Case No. 03-46590 (DML), Jointly AdministeredUnited States Bankruptcy Court, N.D. Texas.
October 8, 2003
Robin Phelan, Judith Elkin, HAYNES AND BOONE, LLP, Dallas, TX, for Debtor
Thomas E Lauria, WHITE CASE LLP, Miami, Florida, for Debtor
ORDER PURSUANT TO SECTIONS 365 AND 363(b) OF THE BANKRUPTCY CODE APPROVING, INTER ALIA, THE DEBTORS’ (A) ASSUMPTION AND ASSIGNMENT OF AN OPERATING AND MAINTENANCE AGREEMENT, (B) ASSUMPTION OF AN OPERATING AND MAINTENANCE TRANSFER AGREEMENT AND PERFORMANCE OF OBLIGATIONS UNDER A GUARANTY AGREEMENT
MICHAEL LYNN, Bankruptcy Judge
Upon consideration of the motion dated September 10, 2003 (the “Motion”)[1] of Mirant Corporation, Mirant Services, LLC (“Mirant Services”), Mirant Americas, Inc. (“Mirant Americas”) and its affiliated debtors (collectively, the “Debtors”), as debtors and debtors-in-possession, for the entry of an order (a) pursuant to section 365 of the Bankruptcy Code, authorizing Mirant Services to (i) assume and assign the O M Agreement to GEII, and (ii) assume the O M Transfer Agreement; and (b) pursuant to section 363(b) of the Bankruptcy Code, authorizing Mirant Americas to (i) perform its obligations under the Guaranty, and (ii) in its capacity as a shareholder of Mirant Birchwood, cause Mirant Birchwood to enter into and consummate the Transaction; and the Court having considered the Motion; and no previous
Page 2
motion for the relief therein having been made; and it appearing that the Court has jurisdiction over this matter and the relief requested in accordance with 28 U.S.C. § 157 and 1334; and it appearing that due and proper notice of the Motion has been provided as set forth in the Motion, and that no other or further notice need be provided; and it further appearing that the relief requested in the Motion is in the best interests of the Debtors and their estates and creditors; and upon all of the proceedings heard before the Court; and after due deliberation and sufficient cause appearing therefor, it is
ORDERED that the Motion is granted to the extent provided herein; and it is further
ORDERED that, pursuant to section 365 of the Bankruptcy Code, subject as provided in the penultimate decretal paragraph, (i) Mirant Services be authorized to assume the O M Agreement and to assign the same to GEII and (ii) no cure amounts are owed under the O M Agreement; and it is further
ORDERED that, pursuant to section 365 of the Bankruptcy Code, subject as provided in the penultimate decretal paragraph, (i) Mirant Services be authorized to assume the OM Transfer Agreement and (ii) no cure amounts are owed under the OM Transfer Agreement; and it is further
ORDERED that, pursuant to section 363(b) of the Bankruptcy Code, subject as provided in the penultimate decretal paragraph, Mirant Americas be authorized to perform its obligations under the Guaranty; and it is further
Page 3
ORDERED that, pursuant to section 363(b) of the Bankruptcy Code, subject as provided in the penultimate decretal paragraph, Mirant Americas be authorized to cause Mirant Birchwood to enter into and consummate the Transaction Documents to which it is a party, and the transactions contemplated thereby; and it is further
ORDERED that, subject as provided in the penultimate decretal paragraph, the Debtors are authorized and empowered to execute such other agreements, documents and instruments and to take such further actions as may be necessary or appropriate to effectuate the matters set out in this Order; and it is further
ORDERED that, unless otherwise ordered by this Court, the transactions authorized by this Order shall not be consummated until such time that the Debtors shall have received written notice (the “Notice”) from the Official Committee for the Unsecured Creditors of Mirant Corporation (the “Mirant Committee”) stating that the issues regarding that certain letter of credit no.

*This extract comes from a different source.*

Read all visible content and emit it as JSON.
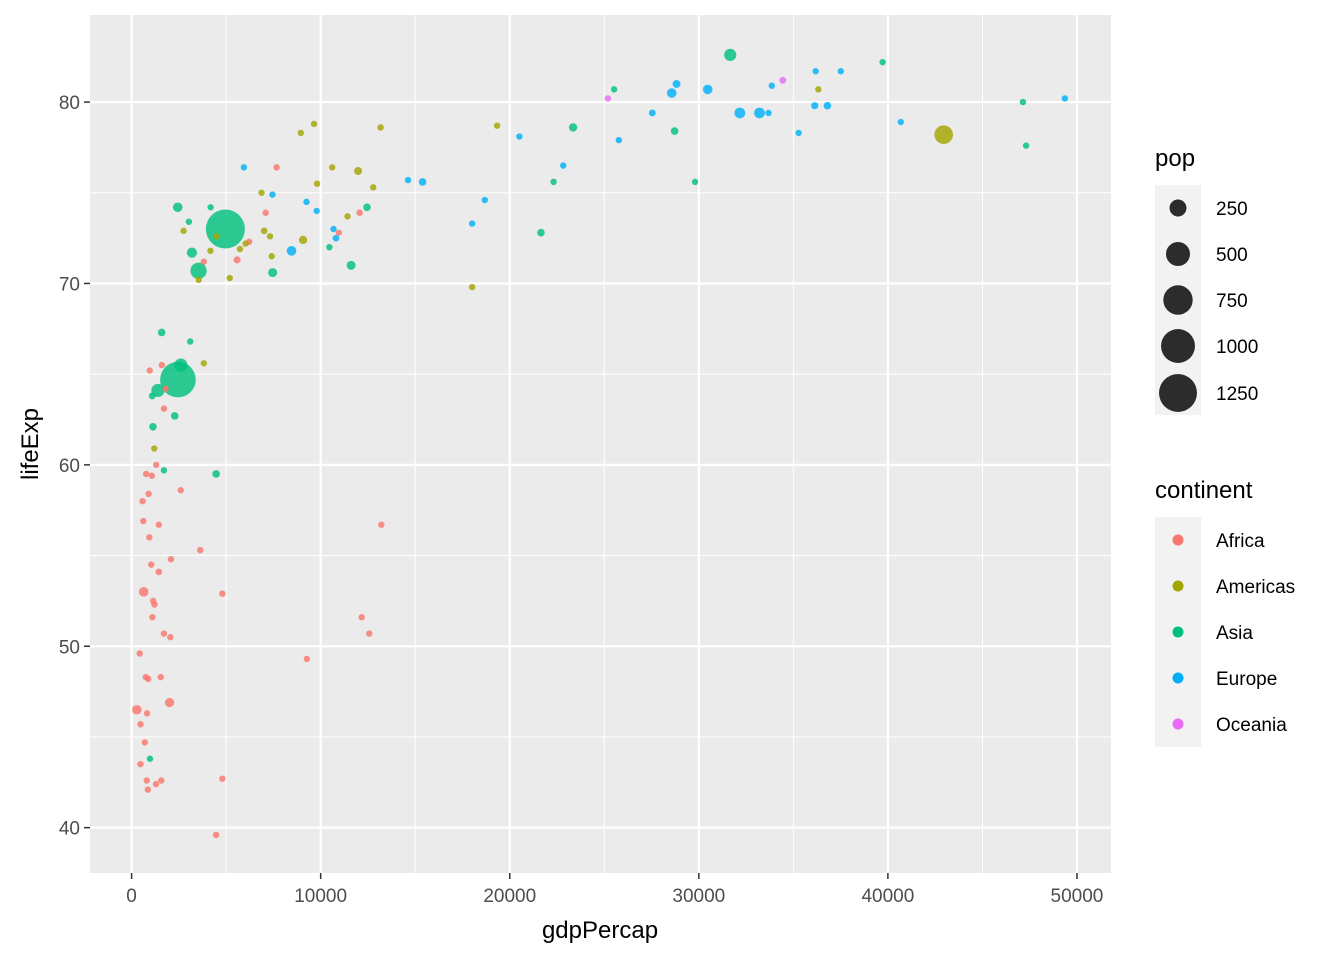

LC870-124290 issued in favor of Credit Suisse First Boston, in its capacity as security agent, have been resolved to the satisfaction of the Mirant Committee, provided that nothing herein shall prejudice the rights of the Debtors or the Mirant Committee from seeking appropriate relief from this Court with respect to the same, including without limitation, the rights of the Debtors to seek relief from this Court to consummate such transactions in the event that the Mirant Committee fails to timely provide the Notice; and it is further
Page 4
ORDERED that this Court shall, and hereby does, retain jurisdiction with respect to all matters arising from or related to the implementation of this Order.